Here's the thing about getting his family out of your marriage: it won't happen. They're his family, and unless he tells them to back off and stay out of it, nothing you do will make them go away. I myself am very close to my family, and they would not go away if my boyfriend wanted them to, but they would if I wanted them to. The difference is that my family likes my boyfriend, and I make it a point to keep my family out of our relationship as much as possible. Yes, there are instances where it can't be helped that they overhear an argument or something, but I don't deliberately involve them. And that's what your husband seems to do; he deliberately involves them in your marriage.
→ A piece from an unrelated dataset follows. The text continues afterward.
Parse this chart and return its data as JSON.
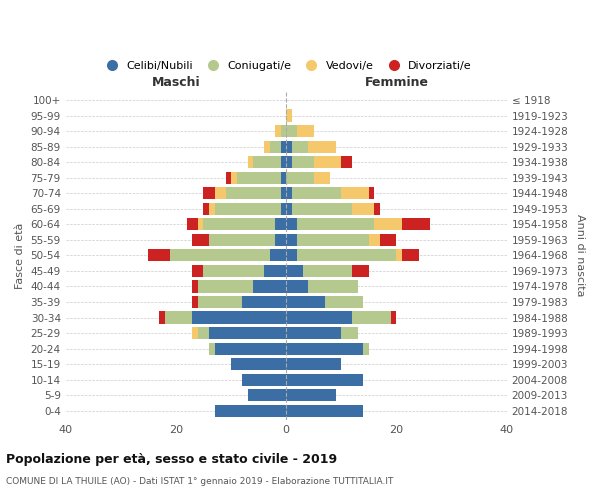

So I will say I agree with the counselor that told you to accept him as is or leave. I also think that if he's having contact with the woman he had an affair with, and pushing boundaries with you knowing how fragile the trust is, that makes it pretty clear to me that he doesn't have much respect for you or your marriage. 

If you still truly desire to save your marriage, the best advice I can give would be to see a counselor together, demand that he eliminate all contact with the woman he cheated with, and cut his family out of your marriage. Not out of his life, but out of your marriage. Explain to him that it's fine to tell them what's happening at work, or what he's doing with some hobby, or whatever, but that he needs to stop telling them what goes on in your marriage and that when they say anything about the marriage, he needs to put them in their place. If they tell him things about the other woman, he needs to tell them he doesn't want to hear it. If they ask how the marriage is, he needs to say things are fine/wonderful/good/he's happy and change the subject. 

If he can't/won't do those things, they you need to decide if you can live with things as they have been for the last 32 years or if you need to leave and start new.